Located in Orange County, California, the city of Orange is a slice of old town charm. The city was founded in 1871 by two attorneys, Alfred Chapman and Andrew Glassell, who received the land in payment for their legal services. The founders originally wanted to call the town Richland, but since there was already a town in California by that name, the Post Office insisted on a name change.

A popular legend has it that Glassell, Chapman, and two other gentlemen wanted to name the town after what they imagined would be the leading product of the region. Glassell chose oranges, Chapman chose lemons, and the other two went with olives and almonds. The matter was settled over a poker game. Glassell won, and the town became known as Orange. As consolation to the other three, the surrounding streets were named Lemon, Olive, and Almond.

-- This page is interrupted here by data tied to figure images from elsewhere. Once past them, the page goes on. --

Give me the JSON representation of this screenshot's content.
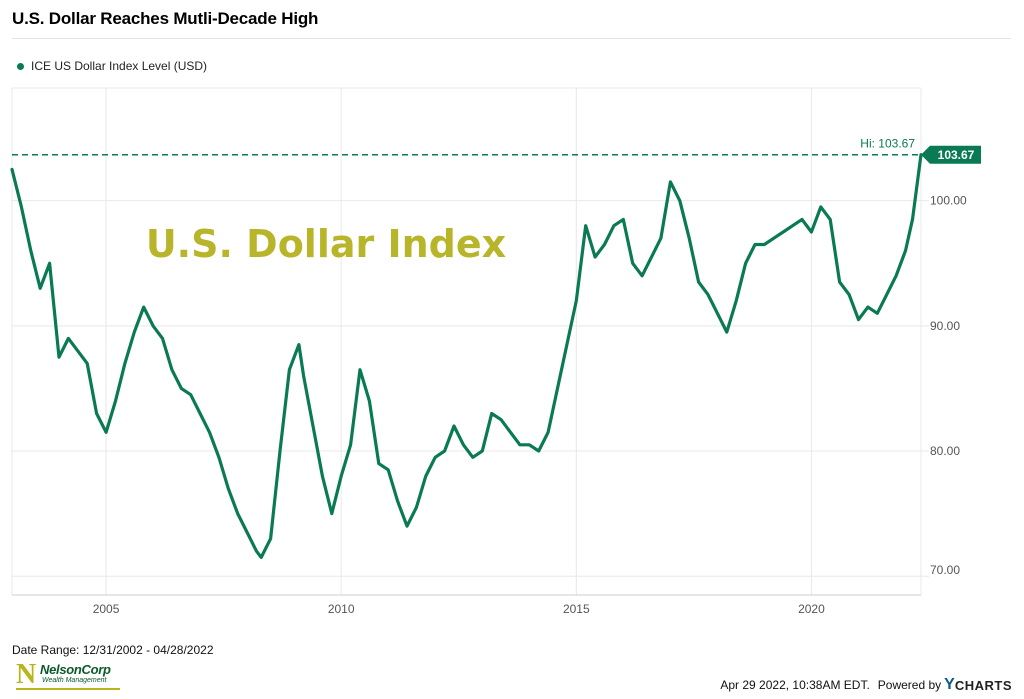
{
  "title": "U.S. Dollar Reaches Mutli-Decade High",
  "legend": {
    "label": "ICE US Dollar Index Level (USD)"
  },
  "overlay_text": "U.S. Dollar Index",
  "footer": {
    "date_range": "Date Range: 12/31/2002 - 04/28/2022",
    "timestamp": "Apr 29 2022, 10:38AM EDT.",
    "powered_by": "Powered by",
    "brand_y": "Y",
    "brand_rest": "CHARTS",
    "logo_name": "NelsonCorp",
    "logo_sub": "Wealth Management",
    "logo_mark": "N"
  },
  "colors": {
    "series": "#0a7a55",
    "overlay": "#b9b52a",
    "grid": "#e8e8e8"
  },
  "chart_data": {
    "type": "line",
    "title": "U.S. Dollar Reaches Mutli-Decade High",
    "xlabel": "",
    "ylabel": "",
    "xlim": [
      2003.0,
      2022.33
    ],
    "ylim": [
      68.5,
      109.0
    ],
    "x_ticks": [
      2005,
      2010,
      2015,
      2020
    ],
    "y_ticks": [
      70,
      80,
      90,
      100
    ],
    "y_tick_labels": [
      "70.00",
      "80.00",
      "90.00",
      "100.00"
    ],
    "grid": true,
    "legend_position": "top-left",
    "annotations": [
      {
        "type": "hline",
        "y": 103.67,
        "label": "Hi: 103.67",
        "style": "dashed"
      },
      {
        "type": "last-value-badge",
        "y": 103.67,
        "label": "103.67"
      }
    ],
    "series": [
      {
        "name": "ICE US Dollar Index Level (USD)",
        "x": [
          2003.0,
          2003.2,
          2003.4,
          2003.6,
          2003.8,
          2004.0,
          2004.2,
          2004.4,
          2004.6,
          2004.8,
          2005.0,
          2005.2,
          2005.4,
          2005.6,
          2005.8,
          2006.0,
          2006.2,
          2006.4,
          2006.6,
          2006.8,
          2007.0,
          2007.2,
          2007.4,
          2007.6,
          2007.8,
          2008.0,
          2008.2,
          2008.3,
          2008.5,
          2008.7,
          2008.9,
          2009.1,
          2009.2,
          2009.4,
          2009.6,
          2009.8,
          2010.0,
          2010.2,
          2010.4,
          2010.6,
          2010.8,
          2011.0,
          2011.2,
          2011.4,
          2011.6,
          2011.8,
          2012.0,
          2012.2,
          2012.4,
          2012.6,
          2012.8,
          2013.0,
          2013.2,
          2013.4,
          2013.6,
          2013.8,
          2014.0,
          2014.2,
          2014.4,
          2014.6,
          2014.8,
          2015.0,
          2015.2,
          2015.4,
          2015.6,
          2015.8,
          2016.0,
          2016.2,
          2016.4,
          2016.6,
          2016.8,
          2017.0,
          2017.2,
          2017.4,
          2017.6,
          2017.8,
          2018.0,
          2018.2,
          2018.4,
          2018.6,
          2018.8,
          2019.0,
          2019.2,
          2019.4,
          2019.6,
          2019.8,
          2020.0,
          2020.2,
          2020.4,
          2020.6,
          2020.8,
          2021.0,
          2021.2,
          2021.4,
          2021.6,
          2021.8,
          2022.0,
          2022.15,
          2022.33
        ],
        "values": [
          102.5,
          99.5,
          96.0,
          93.0,
          95.0,
          87.5,
          89.0,
          88.0,
          87.0,
          83.0,
          81.5,
          84.0,
          87.0,
          89.5,
          91.5,
          90.0,
          89.0,
          86.5,
          85.0,
          84.5,
          83.0,
          81.5,
          79.5,
          77.0,
          75.0,
          73.5,
          72.0,
          71.5,
          73.0,
          80.0,
          86.5,
          88.5,
          86.0,
          82.0,
          78.0,
          75.0,
          78.0,
          80.5,
          86.5,
          84.0,
          79.0,
          78.5,
          76.0,
          74.0,
          75.5,
          78.0,
          79.5,
          80.0,
          82.0,
          80.5,
          79.5,
          80.0,
          83.0,
          82.5,
          81.5,
          80.5,
          80.5,
          80.0,
          81.5,
          85.0,
          88.5,
          92.0,
          98.0,
          95.5,
          96.5,
          98.0,
          98.5,
          95.0,
          94.0,
          95.5,
          97.0,
          101.5,
          100.0,
          97.0,
          93.5,
          92.5,
          91.0,
          89.5,
          92.0,
          95.0,
          96.5,
          96.5,
          97.0,
          97.5,
          98.0,
          98.5,
          97.5,
          99.5,
          98.5,
          93.5,
          92.5,
          90.5,
          91.5,
          91.0,
          92.5,
          94.0,
          96.0,
          98.5,
          103.67
        ]
      }
    ]
  }
}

Orange's historic district, known as Old Towne, lies in the heart of the city, surrounding the Plaza Square around which Orange was built. This one square-mile area still contains many of the original buildings dating back to the city's incorporation in 1888. Old Towne remains a vibrant commercial district, featuring antique malls, galleries, and restaurants. Old Towne also boasts the oldest operating bank and the oldest operating soda fountain in Orange County.

Orange is also the home of the Irvine Regional Park, which dates back to 1897, making it the oldest regional park in California. Guests of the park can visit the Orange County Zoo, ride the Irvine Park Railroad, or hike the network of trails that wind through the hills and grassy parklands. One popular trail, the Puma Ridge-Horseshoe Loop, features a breathtaking view overlooking the park from the south canyon wall.